Two days later, Old Man Tumpao died. The parties remained in
possession of the lots assigned to them, in obedience to the wish of the Old
Man Tumpao as expressed in his last will. Twenty-three (23) years later, the
matter was brought to the courts.

On November 4, 1960, Respondents executed an extrajudicial partition


in which they divided the property of Old man Tumpao among the three of
them only, excluding the other persons mentioned in the documents. By virtue
of the partition, Old Man Tumpao’s title was cancelled and another one was
issued in favor of the three respondents.

Petitioners then question respondents’ title and are suing for


reconveyance. They had been sustained by the trial court.

The CA reversed the trial court’s decision and held that the “will” of Old
man Tumpao was null and void because it had not been probated. The
agreement of partition among the beneficiaries of the will was nullified
because it was a partition inter vivos and had not been approved the Director
of the Bureau of Non-Christian Tribes. It also held that the land in dispute was
acquired during Old Man Tumpao’s marriage although it was registered during
his second marriage and so petitioners were liable in rentals for the lots
occupied by them.

ISSUE:

Whether or not the “will” of Old Man Tumpao was operative.

RULING:

The Supreme Court held that Old Man Tumpao’s “will”, not having been
probated as required by law, was inoperative as such. It is a well settled-
principle, in accordance with the Rules of Court, that no will shall pass either
real or personal property unless it is proved or allowed in court.

The SC, however, finds that the document may be sustained on the
basis of Article 1056 of the 1899 Civil Code, which was in force at the time the
said document was executed by Old Man Tumpao in 1937.

"Art. 1056. If the testator should make a partition of his properties by


an act inter vivos, or by will, such partition shall stand in so far as it
does not, prejudice the legitime of the forced heirs."

Similar to the case of Albela vs Albela, the SC stated that there was no
difference in legal effect between Agustin Albela’s deed of partition and Old
Man Tumpao’s “last will and testament.” Both are sustainable under Article
1056 of the Civil Code, which was in force at the time they were executed.
Even as Agustin Albela’s partition was signed by the two daughters
themselves, so was Old Man Tumpao’s “will” affirmed by the beneficiaries in
their agreement of September 7, 1937, which reiterated and recognized the
terms of such “will.” While not valid as a partition inter vivos under Articles
816 and 1271 of the old Civil Code, it was nevertheless binding on the parties
as proof of their conformity to the dispositions made by Old man Tumpao in
his “last will and testament.”

As the trial court put it, the will alone would be inoperative for the simple
reason that it was not probated.
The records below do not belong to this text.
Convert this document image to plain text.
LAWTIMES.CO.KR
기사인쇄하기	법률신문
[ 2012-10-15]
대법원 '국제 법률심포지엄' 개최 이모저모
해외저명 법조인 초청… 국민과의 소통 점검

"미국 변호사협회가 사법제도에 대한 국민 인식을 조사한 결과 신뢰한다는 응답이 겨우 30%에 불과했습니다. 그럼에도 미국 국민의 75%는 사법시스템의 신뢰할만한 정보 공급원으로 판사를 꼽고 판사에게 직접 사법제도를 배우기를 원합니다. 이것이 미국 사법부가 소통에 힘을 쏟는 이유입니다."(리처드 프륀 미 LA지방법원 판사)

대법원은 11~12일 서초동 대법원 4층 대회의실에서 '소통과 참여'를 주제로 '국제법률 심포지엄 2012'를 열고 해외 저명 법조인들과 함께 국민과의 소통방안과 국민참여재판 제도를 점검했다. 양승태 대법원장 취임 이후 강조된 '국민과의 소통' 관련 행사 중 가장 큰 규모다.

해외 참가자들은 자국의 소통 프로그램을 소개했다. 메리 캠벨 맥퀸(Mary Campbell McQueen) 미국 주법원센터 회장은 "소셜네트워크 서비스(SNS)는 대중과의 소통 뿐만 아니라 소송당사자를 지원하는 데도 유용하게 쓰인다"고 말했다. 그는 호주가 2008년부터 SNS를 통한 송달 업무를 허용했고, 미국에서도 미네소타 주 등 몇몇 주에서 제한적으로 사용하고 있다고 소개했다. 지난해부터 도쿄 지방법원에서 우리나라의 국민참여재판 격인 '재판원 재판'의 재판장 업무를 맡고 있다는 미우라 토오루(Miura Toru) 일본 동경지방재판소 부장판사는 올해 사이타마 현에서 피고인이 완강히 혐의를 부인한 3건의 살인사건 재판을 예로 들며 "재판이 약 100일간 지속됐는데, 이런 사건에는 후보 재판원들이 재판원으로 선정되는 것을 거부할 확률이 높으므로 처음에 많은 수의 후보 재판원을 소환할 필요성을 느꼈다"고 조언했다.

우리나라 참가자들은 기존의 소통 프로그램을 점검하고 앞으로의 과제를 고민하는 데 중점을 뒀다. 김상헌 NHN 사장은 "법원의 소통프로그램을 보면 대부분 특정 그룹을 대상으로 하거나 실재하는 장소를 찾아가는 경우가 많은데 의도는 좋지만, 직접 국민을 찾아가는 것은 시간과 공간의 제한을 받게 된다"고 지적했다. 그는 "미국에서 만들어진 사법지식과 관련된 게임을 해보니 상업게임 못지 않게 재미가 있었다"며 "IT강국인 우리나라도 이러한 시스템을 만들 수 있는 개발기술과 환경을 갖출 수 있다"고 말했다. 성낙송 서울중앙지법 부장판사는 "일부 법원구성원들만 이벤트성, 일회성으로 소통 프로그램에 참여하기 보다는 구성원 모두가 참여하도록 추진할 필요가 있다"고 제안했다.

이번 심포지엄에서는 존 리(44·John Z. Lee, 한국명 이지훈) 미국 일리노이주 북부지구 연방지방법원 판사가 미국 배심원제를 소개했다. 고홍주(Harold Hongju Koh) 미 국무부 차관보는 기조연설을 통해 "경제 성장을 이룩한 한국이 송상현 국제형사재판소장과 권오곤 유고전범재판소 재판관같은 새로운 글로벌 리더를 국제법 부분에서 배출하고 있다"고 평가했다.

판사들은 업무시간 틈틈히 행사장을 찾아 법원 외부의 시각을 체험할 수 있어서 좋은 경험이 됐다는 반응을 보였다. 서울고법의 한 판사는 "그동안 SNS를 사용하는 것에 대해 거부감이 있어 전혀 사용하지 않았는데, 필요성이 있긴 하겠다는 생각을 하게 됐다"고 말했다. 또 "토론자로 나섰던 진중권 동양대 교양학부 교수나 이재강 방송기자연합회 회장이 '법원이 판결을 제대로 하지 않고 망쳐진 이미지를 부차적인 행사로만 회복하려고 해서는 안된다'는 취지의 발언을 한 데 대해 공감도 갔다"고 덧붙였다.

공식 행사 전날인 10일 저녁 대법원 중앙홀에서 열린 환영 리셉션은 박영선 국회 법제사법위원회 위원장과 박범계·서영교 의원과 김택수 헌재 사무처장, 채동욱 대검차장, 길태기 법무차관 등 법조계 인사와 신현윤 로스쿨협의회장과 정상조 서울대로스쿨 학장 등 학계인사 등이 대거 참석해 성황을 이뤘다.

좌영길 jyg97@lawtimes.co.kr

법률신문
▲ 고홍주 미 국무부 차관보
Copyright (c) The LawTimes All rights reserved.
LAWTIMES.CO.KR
However, when the persons who were named
therein as heirs and beneficiaries voluntarily agreed in writing to abide by its
terms probably to save the expenses of probate, and furthermore, carried out
its terms after the death of the testator until now, then it must be held to be
binding between them. Said agreement was not a disposal of inheritance
by a prospective heir before the death of the testator, but an
agreement to carry out the will. It was not contested by the defendants
and after the lapse of 25 years, their right, if any, to assail it has prescribed
under Article 1144 of the Civil Code.
Art. 1144 - The following actions must be brought ten years from the
time the right of action accrues:
1) Upon a written contract;
2) Upon an obligation created by law;
3) Upon a judgment.
Any formal defect of the deed, was cured by the lapse of time. The trial court
ordered defendants to execute a deed of conveyance in favor of the plaintiffs
of the areas respectively owned and occupied by them and to pay the costs.

The SC also adds that the agreement entered into by the parties in
implementation of Old man Tumpao’s “will” did not have to be approved by
the Director of Non-Chritiaan Tribes because the Administrative Code of
Mindanao and Sulu was not extended to the Mountain Province.

Moreover, the document was not a conveyance of properties or property


right.
It remains to state that the property in dispute having been registered
in 1917, the presumption is that it was acquired during the second marriage
and so cannot be claimed by the respondents as the conjugal property of their
mother and Old Man Tumpao. Hence, they are not entitled to retain the entire
land as their exclusive inheritance or to collect rentals for the lots occupied by
the petitioners.

WHEREFORE, the decision of the CA is reversed and that of the trial


court reinstated. Costs against the respondents.